Esa elipsis desplazada en el afuera —que es también la manipulación tardía de una crónica que deviene ficción— se refleja hacia el interior narrado en la diseminación de un montaje aforístico: descripciones, sensaciones y pensamientos forjan un continuum de intervenciones aisladas, entrelazadas con suavidad y lindantes con el silencio. No sorprende que el narrador confiese un fetichismo por la nieve, a la que se permite invocar en escenas recurrentes: lo que parece buscar en sus precipitaciones contemplativas es una consustanciación de acallada neutralidad entre retrato y retratado, capa y superficie. Las fotos de Tokio interpuestas en el relato funcionan como acompañamiento refutador de lo que las palabras no alcanzan, aunque es un hipotético tercer arte el que viene a resolver el dilema: “Pero ¿no invita Tokio —sus líneas, sus instrumentos— más a dibujar que a fotografiar? Acaso el camino intermedio sean fotos de dibujos encontrados, inintencionados. Afilo dos lápices Mitsubishi para oler en su punta la madera de Hokkaido”, dice sensual el protagonista, esgrimiendo el arma anfibia de samurái con que delinea sus postales a ser recobradas.

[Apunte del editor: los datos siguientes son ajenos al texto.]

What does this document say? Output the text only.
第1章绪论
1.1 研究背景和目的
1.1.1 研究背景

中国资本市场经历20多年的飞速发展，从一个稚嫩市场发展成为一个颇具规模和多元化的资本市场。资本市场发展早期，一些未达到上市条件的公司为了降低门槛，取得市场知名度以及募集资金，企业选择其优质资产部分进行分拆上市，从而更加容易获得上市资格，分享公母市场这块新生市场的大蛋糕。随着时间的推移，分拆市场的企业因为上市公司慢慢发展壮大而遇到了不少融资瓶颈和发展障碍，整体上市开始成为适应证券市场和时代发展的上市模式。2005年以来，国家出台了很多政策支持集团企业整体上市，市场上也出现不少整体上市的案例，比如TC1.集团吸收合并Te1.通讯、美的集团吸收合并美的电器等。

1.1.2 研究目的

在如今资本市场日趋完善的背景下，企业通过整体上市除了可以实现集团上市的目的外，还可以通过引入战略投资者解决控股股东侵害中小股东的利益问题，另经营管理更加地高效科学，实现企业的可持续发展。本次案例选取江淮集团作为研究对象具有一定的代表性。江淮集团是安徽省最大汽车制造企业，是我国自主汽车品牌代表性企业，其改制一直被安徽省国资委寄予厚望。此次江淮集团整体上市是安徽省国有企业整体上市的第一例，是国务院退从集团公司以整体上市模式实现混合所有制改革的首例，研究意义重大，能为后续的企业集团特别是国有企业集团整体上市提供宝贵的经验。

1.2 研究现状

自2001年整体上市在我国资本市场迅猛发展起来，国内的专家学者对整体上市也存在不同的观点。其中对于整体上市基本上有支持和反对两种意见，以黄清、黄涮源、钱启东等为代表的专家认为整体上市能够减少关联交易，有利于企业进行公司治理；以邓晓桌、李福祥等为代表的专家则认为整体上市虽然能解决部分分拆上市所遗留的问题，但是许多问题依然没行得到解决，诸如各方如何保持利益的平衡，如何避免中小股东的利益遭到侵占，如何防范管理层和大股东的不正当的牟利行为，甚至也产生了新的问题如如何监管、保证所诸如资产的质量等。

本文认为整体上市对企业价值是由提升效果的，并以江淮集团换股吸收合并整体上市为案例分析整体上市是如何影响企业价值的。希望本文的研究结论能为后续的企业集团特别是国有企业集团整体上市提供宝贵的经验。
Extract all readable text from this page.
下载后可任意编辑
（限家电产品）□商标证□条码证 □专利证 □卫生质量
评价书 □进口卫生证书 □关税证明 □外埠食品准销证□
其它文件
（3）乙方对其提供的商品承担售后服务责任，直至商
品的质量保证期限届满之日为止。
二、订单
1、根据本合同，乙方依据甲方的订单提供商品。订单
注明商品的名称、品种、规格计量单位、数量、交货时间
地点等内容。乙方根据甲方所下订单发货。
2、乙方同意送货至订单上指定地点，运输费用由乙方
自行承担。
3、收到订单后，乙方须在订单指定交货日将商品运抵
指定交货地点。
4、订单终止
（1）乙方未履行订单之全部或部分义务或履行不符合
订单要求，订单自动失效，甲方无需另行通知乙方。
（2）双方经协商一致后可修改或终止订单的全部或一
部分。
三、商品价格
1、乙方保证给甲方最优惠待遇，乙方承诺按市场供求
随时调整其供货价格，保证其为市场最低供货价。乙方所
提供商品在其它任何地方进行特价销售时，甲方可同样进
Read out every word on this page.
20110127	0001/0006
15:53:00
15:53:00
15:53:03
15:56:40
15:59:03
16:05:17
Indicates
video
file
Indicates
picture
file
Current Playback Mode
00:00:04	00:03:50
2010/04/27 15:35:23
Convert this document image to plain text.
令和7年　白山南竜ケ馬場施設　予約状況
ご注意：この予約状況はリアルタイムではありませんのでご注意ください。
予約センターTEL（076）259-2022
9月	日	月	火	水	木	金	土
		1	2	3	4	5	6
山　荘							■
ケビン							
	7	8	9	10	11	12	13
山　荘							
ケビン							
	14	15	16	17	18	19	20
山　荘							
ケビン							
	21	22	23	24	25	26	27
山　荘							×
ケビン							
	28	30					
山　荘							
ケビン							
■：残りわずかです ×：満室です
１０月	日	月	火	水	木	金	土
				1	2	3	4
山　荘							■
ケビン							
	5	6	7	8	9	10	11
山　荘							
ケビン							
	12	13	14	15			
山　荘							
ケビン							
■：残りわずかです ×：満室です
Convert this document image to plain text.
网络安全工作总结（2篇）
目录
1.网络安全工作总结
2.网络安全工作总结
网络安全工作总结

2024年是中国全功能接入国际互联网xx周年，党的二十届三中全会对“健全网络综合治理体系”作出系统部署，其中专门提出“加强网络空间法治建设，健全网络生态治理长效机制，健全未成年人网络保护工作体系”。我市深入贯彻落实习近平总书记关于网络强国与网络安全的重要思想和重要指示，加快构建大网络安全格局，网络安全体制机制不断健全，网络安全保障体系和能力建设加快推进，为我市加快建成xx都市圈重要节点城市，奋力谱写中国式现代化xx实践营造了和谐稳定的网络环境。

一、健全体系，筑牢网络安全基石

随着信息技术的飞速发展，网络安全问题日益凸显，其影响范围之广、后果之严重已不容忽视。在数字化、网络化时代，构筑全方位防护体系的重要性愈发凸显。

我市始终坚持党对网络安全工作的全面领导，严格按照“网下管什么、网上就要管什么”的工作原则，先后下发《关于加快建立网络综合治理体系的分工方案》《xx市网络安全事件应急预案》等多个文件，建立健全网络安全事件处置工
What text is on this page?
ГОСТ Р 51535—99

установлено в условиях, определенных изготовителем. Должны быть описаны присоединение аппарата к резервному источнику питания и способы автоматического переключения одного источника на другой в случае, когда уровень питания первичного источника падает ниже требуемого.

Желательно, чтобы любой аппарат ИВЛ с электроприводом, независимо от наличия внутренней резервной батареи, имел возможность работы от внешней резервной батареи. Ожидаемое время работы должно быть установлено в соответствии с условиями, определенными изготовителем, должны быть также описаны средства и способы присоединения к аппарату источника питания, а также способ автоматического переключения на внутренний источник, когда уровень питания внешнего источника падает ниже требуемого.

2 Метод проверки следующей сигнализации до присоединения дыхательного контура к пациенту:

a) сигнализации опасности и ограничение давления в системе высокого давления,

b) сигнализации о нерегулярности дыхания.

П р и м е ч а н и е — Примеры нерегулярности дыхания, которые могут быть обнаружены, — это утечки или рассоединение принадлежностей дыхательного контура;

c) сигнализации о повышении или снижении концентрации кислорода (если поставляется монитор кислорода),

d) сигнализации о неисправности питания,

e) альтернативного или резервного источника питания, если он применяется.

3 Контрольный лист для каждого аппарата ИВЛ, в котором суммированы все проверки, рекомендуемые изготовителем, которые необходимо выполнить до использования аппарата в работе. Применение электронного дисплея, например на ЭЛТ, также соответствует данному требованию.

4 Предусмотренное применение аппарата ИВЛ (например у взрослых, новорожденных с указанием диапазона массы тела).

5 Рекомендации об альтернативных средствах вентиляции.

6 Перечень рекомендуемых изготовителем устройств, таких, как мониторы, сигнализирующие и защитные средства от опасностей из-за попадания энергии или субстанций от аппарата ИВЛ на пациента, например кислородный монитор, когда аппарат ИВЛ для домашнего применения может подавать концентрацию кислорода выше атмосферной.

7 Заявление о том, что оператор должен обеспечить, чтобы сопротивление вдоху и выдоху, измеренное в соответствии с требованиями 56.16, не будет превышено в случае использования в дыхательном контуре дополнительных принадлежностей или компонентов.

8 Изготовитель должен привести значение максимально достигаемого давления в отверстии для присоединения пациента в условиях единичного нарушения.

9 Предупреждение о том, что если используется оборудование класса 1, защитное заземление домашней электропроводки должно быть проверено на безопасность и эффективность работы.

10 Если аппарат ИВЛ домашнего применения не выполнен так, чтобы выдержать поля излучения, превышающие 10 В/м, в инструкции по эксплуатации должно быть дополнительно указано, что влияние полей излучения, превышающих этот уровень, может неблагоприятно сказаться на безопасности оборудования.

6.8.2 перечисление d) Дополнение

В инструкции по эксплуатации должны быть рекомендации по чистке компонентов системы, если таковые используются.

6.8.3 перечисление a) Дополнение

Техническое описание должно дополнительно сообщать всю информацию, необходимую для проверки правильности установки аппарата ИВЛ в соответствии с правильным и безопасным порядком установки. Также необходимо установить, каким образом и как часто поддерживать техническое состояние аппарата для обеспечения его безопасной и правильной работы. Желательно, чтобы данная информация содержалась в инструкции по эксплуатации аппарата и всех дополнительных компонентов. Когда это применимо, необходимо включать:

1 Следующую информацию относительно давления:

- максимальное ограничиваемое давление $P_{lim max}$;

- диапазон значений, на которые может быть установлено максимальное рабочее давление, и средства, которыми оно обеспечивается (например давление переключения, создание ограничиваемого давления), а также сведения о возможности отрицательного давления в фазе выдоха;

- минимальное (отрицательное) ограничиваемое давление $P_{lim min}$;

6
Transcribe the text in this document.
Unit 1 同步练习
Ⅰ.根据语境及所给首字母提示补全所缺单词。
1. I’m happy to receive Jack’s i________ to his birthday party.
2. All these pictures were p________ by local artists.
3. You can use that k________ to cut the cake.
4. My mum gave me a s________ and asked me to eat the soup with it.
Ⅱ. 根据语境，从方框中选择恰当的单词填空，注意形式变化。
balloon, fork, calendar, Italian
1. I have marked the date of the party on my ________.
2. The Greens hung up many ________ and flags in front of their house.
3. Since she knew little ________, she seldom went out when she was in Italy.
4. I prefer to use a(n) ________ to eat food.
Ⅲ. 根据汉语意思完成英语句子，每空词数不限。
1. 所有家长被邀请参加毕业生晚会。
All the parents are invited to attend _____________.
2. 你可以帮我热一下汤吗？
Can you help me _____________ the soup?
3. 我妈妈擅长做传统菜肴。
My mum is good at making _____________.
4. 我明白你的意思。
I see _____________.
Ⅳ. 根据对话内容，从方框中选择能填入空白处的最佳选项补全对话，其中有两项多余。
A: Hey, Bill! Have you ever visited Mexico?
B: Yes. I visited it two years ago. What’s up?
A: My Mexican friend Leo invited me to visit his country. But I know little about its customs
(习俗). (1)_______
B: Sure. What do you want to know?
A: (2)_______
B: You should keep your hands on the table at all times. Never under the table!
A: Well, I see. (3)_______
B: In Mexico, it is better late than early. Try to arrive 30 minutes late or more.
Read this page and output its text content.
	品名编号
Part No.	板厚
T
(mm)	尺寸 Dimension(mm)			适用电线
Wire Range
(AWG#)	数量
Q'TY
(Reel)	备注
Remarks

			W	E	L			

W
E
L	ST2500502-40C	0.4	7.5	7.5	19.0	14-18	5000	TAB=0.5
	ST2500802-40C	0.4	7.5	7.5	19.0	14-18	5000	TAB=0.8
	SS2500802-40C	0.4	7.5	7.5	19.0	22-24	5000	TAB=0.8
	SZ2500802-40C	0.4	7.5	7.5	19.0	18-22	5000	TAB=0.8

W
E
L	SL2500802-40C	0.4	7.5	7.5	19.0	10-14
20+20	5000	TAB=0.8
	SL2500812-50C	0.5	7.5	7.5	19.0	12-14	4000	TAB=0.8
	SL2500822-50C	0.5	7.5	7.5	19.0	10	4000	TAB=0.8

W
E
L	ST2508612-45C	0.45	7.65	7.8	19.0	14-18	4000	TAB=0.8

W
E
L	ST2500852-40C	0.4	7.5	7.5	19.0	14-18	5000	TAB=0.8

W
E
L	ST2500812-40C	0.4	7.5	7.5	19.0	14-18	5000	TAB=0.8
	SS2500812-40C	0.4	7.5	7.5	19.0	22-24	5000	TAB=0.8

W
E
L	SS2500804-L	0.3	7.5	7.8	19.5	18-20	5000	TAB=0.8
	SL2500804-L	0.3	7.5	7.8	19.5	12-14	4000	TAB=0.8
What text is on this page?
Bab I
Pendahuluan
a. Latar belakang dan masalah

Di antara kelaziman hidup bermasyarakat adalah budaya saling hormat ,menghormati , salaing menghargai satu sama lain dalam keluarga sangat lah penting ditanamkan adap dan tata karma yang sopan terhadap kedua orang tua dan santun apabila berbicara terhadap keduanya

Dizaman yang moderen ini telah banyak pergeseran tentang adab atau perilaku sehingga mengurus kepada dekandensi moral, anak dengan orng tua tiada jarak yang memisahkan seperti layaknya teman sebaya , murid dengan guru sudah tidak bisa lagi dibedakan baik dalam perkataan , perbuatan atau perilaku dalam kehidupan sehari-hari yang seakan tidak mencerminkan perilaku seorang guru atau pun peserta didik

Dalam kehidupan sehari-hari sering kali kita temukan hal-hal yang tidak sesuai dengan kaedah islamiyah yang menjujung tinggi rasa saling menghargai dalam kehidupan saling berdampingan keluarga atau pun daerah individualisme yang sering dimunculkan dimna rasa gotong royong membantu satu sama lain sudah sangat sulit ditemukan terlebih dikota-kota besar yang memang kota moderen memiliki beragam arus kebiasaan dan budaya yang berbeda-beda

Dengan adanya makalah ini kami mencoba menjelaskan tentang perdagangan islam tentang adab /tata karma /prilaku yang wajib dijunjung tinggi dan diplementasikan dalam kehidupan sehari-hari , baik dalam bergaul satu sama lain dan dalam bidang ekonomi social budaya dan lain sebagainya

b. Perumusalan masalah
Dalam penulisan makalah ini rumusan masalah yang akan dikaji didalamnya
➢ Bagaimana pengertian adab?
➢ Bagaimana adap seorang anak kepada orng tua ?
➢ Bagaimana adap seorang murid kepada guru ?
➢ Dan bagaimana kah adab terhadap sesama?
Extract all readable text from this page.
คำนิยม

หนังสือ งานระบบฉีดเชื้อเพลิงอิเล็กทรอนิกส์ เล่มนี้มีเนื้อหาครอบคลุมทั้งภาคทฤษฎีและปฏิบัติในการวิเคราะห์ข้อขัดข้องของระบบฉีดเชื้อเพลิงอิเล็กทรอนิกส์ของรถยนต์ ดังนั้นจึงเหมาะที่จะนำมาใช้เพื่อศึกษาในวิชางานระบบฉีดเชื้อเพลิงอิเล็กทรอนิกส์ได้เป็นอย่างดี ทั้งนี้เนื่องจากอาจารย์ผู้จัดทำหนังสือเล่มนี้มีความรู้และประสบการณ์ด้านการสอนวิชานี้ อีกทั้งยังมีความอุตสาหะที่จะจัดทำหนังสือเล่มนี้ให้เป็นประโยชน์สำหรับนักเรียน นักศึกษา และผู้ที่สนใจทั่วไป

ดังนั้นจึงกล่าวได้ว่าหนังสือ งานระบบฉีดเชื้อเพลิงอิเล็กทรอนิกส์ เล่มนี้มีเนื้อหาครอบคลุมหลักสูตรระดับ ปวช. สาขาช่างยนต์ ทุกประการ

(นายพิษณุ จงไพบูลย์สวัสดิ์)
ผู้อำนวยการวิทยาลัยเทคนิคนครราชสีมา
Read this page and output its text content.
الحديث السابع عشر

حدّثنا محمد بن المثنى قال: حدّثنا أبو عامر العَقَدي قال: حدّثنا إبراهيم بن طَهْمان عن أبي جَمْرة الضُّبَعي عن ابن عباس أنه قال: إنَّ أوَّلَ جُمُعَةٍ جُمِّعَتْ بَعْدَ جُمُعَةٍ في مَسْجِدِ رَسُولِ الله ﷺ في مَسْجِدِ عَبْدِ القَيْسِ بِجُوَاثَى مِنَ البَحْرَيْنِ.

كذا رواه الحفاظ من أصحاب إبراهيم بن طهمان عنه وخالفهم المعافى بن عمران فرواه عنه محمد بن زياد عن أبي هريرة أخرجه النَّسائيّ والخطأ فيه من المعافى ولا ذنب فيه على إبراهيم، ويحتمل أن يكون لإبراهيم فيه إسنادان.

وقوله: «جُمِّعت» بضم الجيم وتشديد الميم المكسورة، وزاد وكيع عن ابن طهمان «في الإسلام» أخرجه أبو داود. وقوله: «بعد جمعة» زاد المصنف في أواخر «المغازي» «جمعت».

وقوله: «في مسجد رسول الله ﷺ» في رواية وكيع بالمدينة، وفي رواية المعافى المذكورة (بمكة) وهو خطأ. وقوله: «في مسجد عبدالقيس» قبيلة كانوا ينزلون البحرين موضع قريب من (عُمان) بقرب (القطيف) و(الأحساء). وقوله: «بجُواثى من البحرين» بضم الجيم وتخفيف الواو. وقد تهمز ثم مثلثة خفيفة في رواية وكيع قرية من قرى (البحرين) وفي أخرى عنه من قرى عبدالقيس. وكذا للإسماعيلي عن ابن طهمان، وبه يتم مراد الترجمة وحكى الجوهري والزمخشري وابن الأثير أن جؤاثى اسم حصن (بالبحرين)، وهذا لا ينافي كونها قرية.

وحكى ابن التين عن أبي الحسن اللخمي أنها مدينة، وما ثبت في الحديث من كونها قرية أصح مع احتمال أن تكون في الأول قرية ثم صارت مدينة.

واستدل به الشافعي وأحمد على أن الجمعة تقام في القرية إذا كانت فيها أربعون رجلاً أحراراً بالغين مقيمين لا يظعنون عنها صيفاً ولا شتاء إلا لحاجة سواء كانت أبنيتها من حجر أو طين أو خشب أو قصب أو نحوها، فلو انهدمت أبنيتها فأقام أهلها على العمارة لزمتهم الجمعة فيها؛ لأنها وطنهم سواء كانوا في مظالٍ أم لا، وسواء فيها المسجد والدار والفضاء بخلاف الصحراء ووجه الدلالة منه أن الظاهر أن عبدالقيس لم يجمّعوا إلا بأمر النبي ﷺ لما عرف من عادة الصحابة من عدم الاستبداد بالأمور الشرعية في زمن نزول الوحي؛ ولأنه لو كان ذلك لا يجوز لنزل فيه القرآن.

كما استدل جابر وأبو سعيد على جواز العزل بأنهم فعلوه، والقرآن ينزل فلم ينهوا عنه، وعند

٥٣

Pero sí es posible divisar una silueta en la nevisca, pudorosa en su intencionalidad: ya sea en ironías (“Alguien canturrea en el lavadero. ¿Le dedica una serenata a la ropa que espera?”); atisbos antropológicos (“El japonés medio responde a órdenes de las que nadie ha sido testigo”); oscilares kafkianos (“Impulso por descalzarlos a todos, por examinar la forma de sus pies. Leve insomnio”); presagios de La biblioteca ideal (“Excelentes lectores de novelas malas (sospecha positiva)”); epifanías (“Jardines donde me ha sido revelada la imprecisa fórmula del color reflejado en agua casi inmóvil”) o desdenes (“Las gordas de Texas, con ese acento desconfiable que gobierna todos sus estados, y su irrefrenable voluntad de ser fotografiadas. Misterios banales del turismo prepago”).
Más aún, el narrador se reencuentra en el Lejano Oriente con los pasos espectrales de su cercana identidad occidental, cuando recuerda a la madre hablar sobre sus alumnos de colegio japonés a los que impartía clases en Buenos Aires en la década de 1970. De repente la distancia se reconoce espejismo, déjà vu: “Otra vez timbre. El timbre de mi casa en Buenos Aires, en el barrio de Ginza”, constata. Tokio —como ocurre con todo viaje, todo movimiento— se torna imposible, templo escurridizo del que Diario de un invierno en Tokio es eco cómplice y reproducción nítida.
Matías Serra Bradford, Diario de un invierno en Tokio, Minúscula, 2020, 80 págs.